Ever heard of the Black Madonna? It’s a depiction of the Virgin Mary with dark or brown skin rather than white. Though these suspicious black statues come directly from Christianity, Catholic Christianity to be precise, to my understanding, it’s roots are pagan, and the symbolism is there.

Before Christianity took over, people worshiped many gods, and there were a lot to choose from. Among the variety of deities were goddesses of earth, fertility, and agriculture, such as Isis of Egypt, Artemis of Ephesus, Diana of Rome, Ceres and Demeter of Greece, and Cybele of Phrygia. When Christianity took over, the temples to these goddesses were taken over and replaced with Christian establishments, and the goddess statues airbrushed to resemble the Virgin.

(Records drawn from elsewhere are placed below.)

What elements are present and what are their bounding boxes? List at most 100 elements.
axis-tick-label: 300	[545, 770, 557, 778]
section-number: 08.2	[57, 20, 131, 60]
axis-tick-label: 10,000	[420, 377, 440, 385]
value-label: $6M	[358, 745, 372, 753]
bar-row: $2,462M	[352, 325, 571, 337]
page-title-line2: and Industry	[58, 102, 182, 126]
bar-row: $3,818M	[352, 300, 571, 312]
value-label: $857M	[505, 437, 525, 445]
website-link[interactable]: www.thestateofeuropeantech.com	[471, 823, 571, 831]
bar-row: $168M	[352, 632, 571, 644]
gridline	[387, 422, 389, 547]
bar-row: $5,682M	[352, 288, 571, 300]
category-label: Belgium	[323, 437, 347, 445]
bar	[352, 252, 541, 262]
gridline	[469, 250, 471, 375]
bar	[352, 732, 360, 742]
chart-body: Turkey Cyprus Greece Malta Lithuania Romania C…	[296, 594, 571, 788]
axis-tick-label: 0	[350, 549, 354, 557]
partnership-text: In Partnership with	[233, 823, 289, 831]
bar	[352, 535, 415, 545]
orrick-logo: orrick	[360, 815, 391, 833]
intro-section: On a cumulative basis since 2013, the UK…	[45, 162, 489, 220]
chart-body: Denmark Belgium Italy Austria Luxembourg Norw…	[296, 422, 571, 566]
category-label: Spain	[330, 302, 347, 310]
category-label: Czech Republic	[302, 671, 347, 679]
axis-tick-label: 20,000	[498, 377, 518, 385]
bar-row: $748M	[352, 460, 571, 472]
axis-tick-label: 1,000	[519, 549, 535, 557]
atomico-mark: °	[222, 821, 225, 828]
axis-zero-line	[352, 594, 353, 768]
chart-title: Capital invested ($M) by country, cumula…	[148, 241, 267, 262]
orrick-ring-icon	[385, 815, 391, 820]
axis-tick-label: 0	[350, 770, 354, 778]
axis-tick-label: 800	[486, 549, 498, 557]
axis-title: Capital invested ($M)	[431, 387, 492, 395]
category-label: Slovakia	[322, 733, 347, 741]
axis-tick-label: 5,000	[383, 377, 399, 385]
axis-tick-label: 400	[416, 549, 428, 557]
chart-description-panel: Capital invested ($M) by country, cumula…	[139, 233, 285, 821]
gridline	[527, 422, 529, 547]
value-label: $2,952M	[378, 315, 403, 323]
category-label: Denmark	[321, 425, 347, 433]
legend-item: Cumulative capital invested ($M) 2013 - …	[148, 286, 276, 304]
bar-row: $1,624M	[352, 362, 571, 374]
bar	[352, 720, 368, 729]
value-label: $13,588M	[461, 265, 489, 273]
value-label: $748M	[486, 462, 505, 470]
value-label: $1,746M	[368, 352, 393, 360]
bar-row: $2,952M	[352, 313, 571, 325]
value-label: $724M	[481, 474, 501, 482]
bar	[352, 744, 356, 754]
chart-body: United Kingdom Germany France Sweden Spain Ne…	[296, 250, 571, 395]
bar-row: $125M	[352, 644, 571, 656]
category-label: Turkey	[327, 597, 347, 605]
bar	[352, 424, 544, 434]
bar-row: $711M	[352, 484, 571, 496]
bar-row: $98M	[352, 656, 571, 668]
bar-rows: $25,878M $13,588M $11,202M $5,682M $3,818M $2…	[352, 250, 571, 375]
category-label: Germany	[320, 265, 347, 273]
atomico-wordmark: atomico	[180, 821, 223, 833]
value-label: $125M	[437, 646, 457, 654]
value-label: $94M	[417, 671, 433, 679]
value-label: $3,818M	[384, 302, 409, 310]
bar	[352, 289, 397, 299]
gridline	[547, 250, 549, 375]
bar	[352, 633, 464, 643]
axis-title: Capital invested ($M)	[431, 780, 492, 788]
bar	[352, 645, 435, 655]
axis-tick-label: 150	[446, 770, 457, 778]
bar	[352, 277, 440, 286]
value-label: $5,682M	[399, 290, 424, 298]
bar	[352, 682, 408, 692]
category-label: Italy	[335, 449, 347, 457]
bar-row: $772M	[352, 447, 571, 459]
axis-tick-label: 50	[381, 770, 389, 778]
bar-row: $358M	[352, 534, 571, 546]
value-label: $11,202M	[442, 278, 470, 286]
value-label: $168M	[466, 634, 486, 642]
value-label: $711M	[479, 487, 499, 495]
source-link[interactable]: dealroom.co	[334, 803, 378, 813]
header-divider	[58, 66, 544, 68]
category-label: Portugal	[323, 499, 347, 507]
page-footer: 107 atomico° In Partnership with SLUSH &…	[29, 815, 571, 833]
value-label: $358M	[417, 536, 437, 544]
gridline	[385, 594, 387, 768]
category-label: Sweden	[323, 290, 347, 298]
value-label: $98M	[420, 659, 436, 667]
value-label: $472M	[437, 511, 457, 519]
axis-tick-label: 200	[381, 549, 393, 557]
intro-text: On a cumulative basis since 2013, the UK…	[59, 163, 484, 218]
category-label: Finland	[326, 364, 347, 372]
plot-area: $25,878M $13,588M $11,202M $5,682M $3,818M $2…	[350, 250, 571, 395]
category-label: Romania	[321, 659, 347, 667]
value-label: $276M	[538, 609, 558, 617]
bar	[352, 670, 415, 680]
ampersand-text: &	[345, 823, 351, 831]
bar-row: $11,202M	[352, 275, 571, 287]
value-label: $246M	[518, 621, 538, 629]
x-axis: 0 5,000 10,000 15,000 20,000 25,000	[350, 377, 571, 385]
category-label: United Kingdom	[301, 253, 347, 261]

A key characteristic of Black Madonnas is obviously their dark or brown skin. The skin seems to be the color of the fertile earth, very suited for agriculture or the soil. It is also said that the images of the Black Madonnas originate with images of the goddess Isis holding baby Horus, which in turn echo an African archetypal mother figure.

Isis and baby Horus

Some say, and I may agree, that the Black Madonna in some way represents female power and sexuality, as opposed to the white Virgin Mary, who represents the more docile qualities of purity and obedience (especially obedience to “God”). And as we all know, female sexuality was not tolerated in the Christian world. But then, that makes me think, how are there Black Madonnas in Catholic churches?


3 responses to “Goddesses, the Virgin Mary, and the Black Madonna

  1. That top figure is a bronze of the ‘white’ Virgin Mary. Were it not, the European features, i.e. nose would be Arabic or African.